Lake Baikal (Photo: Pacific Environment.)

Lake Baikal (Photo: Pacific Environment.)

Last week, police officers from the regional offices of Internal Affairs virtually shut down the office of an environmental watchdog group by searching its office and confiscating 12 computers and a web server. The authorities, who did not have warrants, told members of Baikal Environmental Wave that they were looking for pirated software and fire safety regulations.
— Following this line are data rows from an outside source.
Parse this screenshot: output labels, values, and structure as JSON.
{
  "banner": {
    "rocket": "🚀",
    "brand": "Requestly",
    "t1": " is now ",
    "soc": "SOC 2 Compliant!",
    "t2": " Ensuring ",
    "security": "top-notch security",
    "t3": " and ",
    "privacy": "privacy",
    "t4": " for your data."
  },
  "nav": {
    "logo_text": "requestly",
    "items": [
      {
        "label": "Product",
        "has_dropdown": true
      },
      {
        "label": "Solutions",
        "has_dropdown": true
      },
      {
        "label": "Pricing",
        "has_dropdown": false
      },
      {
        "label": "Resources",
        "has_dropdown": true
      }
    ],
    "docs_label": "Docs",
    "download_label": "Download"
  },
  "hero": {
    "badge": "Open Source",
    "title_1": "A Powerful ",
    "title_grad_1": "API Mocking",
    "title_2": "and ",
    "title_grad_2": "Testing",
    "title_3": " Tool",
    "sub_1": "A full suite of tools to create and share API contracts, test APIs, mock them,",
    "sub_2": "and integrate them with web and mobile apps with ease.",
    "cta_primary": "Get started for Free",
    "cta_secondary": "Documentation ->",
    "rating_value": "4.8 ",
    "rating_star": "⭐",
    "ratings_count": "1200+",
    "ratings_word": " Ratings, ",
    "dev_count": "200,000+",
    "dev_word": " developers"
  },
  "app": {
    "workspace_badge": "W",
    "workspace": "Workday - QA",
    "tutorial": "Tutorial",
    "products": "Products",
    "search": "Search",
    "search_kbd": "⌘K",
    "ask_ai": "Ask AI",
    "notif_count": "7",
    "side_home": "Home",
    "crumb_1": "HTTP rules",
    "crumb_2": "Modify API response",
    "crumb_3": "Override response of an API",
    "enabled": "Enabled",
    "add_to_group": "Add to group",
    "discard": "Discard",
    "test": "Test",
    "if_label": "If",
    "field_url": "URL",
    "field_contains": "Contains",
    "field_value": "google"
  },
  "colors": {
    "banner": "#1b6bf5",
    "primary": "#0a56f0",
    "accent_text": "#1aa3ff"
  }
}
But when presented with licenses for the software, they still confiscated computers with help from the local prosecutors office, according to accounts from the environmentalists.

Members of the BEW group believe the raid was staged to impede their efforts to protect Lake Baikal, the world’s deepest freshwater lake, which also contains 20 percent of the earth’s freshwater.

The officers, believed to be from the Internal Affairs Consumer Affairs and Anti-Extremism sections, denied through a spokesman that the raid was politically motivated.

Lake Baikal has suffered from decades of pollution from the Baikalsk Pulp and Paper Mill, which had been shutdown in 2008. Last week, however, Russian President Dmitry Medvedev and Prime Minister Vladimir Putin announced that the mill will be allowed to reopen.

The timing of the raid coinciding with the mill’s impending reopening has left the environmentalists suspicious. “It is clear that the stated reason for investigating Baikal Environmental Wave was just an excuse,” Marina Rikhvanova told U.S. environmentalists with the Pacific Environment, a San Francisco-based non-profit that works to protect Pacific rim resources. “The real reason for taking our computers is to paralyze our organization and keep us from protesting the January 18 decision to reopen the Baikalsk Pulp and Paper Mill.”

According to Pacific Environment, the paper mill, which has been testing equipment for its reopening is already contaminating aquifers with effluent.

The mill’s reopening is an effort to bring jobs to the town of Baikalsk.